Background: Hypertension (HTN) impacts approximately 1.28 billion individuals globally and poses a great burden of disease. The objectives of this study are to explore the role of genetics, epigenetics, microbiome, and artificial intelligence (AI) in the management of HTN. A thorough literature search was conducted across various databases including PubMed, Google Scholar, Web of Science (WoS), and Medline to retrieve articles related to the role of genetics, epigenetics, microbiome, and AI in the precision medicine of HTN. Genes—including ACE, NOS3, ADD1, CYP11B2, NPPA, and NPPB—have a profound impact on blood pressure (BP) regulation in our body and polymorphism in these key genes can lead to HTN. Up or down-regulation of genes by epigenetic factors such as miRNA-155, miRNA-210, and miRNA-122 can significantly contribute to the development of HTN. These genetic and epigenetic factors can also be used as specific targets for gene editing and gene therapy for long-term management of HTN. However, the implementation of these techniques has not been possible in clinical settings due to lack of human studies and safety concerns related to unpredictable DNA alterations, nucleotide deletions, and loss of allele-specific chromosomes.
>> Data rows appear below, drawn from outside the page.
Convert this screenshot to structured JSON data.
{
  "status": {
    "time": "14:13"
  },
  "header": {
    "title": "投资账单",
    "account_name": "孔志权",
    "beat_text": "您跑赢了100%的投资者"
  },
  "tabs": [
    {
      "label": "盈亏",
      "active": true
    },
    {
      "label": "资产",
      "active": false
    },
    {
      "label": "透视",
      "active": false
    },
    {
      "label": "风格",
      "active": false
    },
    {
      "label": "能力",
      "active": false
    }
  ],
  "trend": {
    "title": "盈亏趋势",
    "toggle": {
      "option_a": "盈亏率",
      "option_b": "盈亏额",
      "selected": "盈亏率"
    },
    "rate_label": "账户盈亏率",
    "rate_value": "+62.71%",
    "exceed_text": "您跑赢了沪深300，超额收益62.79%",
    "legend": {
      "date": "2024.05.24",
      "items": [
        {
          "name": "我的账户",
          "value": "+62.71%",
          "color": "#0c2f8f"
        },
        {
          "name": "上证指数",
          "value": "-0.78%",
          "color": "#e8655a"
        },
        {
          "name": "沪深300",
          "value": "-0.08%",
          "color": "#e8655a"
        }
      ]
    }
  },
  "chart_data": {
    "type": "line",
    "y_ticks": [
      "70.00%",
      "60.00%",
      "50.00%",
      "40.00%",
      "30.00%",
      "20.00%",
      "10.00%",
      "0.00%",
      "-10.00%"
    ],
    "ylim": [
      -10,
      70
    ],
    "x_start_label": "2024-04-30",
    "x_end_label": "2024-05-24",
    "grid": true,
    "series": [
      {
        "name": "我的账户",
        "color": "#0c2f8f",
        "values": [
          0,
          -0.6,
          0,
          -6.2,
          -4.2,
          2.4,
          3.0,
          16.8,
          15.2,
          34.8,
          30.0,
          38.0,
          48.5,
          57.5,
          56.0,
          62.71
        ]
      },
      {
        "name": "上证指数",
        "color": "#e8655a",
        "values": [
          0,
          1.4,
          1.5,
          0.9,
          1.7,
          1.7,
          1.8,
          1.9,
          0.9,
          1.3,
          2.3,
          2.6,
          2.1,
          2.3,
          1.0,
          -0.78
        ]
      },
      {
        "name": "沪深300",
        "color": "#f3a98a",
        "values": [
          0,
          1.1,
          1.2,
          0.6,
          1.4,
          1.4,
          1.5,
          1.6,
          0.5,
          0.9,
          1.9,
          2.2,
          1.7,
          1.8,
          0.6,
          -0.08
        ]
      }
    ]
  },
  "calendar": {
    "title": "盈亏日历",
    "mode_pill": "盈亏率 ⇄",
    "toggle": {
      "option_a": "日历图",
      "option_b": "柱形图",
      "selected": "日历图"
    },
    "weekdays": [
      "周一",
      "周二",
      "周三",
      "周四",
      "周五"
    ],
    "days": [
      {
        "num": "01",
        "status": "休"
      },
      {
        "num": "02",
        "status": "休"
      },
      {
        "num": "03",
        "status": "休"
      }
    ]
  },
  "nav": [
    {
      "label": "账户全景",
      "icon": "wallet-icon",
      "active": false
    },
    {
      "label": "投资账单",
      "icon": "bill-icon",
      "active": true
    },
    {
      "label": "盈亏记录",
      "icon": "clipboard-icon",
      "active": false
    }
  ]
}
Modulation of gut microbiome through oral supplements, fecal microbiota transplant (FMT), and dietary interventions has emerged as one the most effective and safe techniques for managing HTN in human models. AI-based cutting-edge models have helped curate personalized diet plans based on an individual’s unique microbiome, genomic information, and physiological conditions leading to a reduction in BMI, fat, BP, and heart rate while improving overall cardiac health and gut microbial diversity. Despite the significant advantages offered by AI-based medicine, ethical concerns—related to data privacy, bias, and discrimination—and ineffective models have led to limited integration of AI in precision medicine of HTN. The integration of genetics, epigenetics, microbiome, and AI-based models can play a key role in improving the current landscape of precision medicine of HTN. These cutting-edge techniques can lead to a shift from the current one-size-fits all approach to more personalized treatment plan however further research in human models is needed to determine the safety and true efficacy of these techniques. Additionally, new AI-models need to be developed that address ethical concerns and are effective in real-world clinical settings.